In resource investing, “mine-to-market” is shorthand for a company that controls the full chain from the orebody to final sale. It is a phrase worth unpacking, because it describes something genuinely different from what most mining companies do — and it sits at the center of how Coreter is built.
Most producers stop short
A great many mining companies are, in practice, in the business of producing ore and then handing it off. They sell to a third party, pay away a margin, and accept whatever the market relationship offers. The metal leaves their control the moment it is dug, and so does part of its value.
Controlling the whole chain
Mine-to-market means owning every step instead: extraction, transport, processing, and the route to market. For Coreter, that chain runs from Nevada mine sites through our processing operations and on to buyers via Purebase, our commonly owned marketing company. Coreter mines it; Purebase sells it; the margin stays in aligned hands.

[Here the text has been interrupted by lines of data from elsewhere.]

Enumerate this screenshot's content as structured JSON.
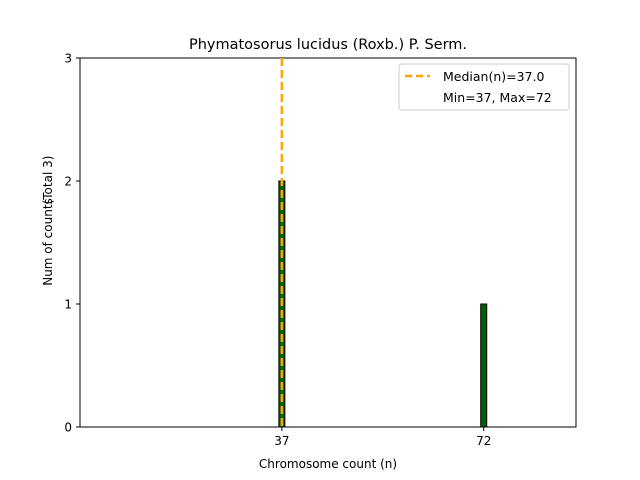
{
  "chart_data": {
    "type": "bar",
    "title": "Phymatosorus lucidus (Roxb.) P. Serm.",
    "xlabel": "Chromosome count (n)",
    "ylabel": "Num of counts",
    "ylabel_total": "(Total 3)",
    "x_ticks": [
      37,
      72
    ],
    "y_ticks": [
      0,
      1,
      2,
      3
    ],
    "xlim": [
      2,
      88
    ],
    "ylim": [
      0,
      3
    ],
    "bar_color": "#006400",
    "median_color": "#FFA500",
    "bars": [
      {
        "x": 37,
        "count": 2
      },
      {
        "x": 72,
        "count": 1
      }
    ],
    "median": 37.0,
    "legend": {
      "placement": "top-right",
      "median_label": "Median(n)=37.0",
      "range_label": "Min=37, Max=72"
    }
  }
}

A mine is valuable not for what is in the ground, but for what can be pulled out, processed, and sold.
Why it matters
Two things change when you control the chain. First, more of every dollar stays with the business rather than leaking to middlemen. Second, the production is de-risked: it has a secured, traceable route to market, which answers the question that hangs over every producer — can you sell what you dig? For a gold and silver miner, that combination of margin capture and security of offtake is the whole point.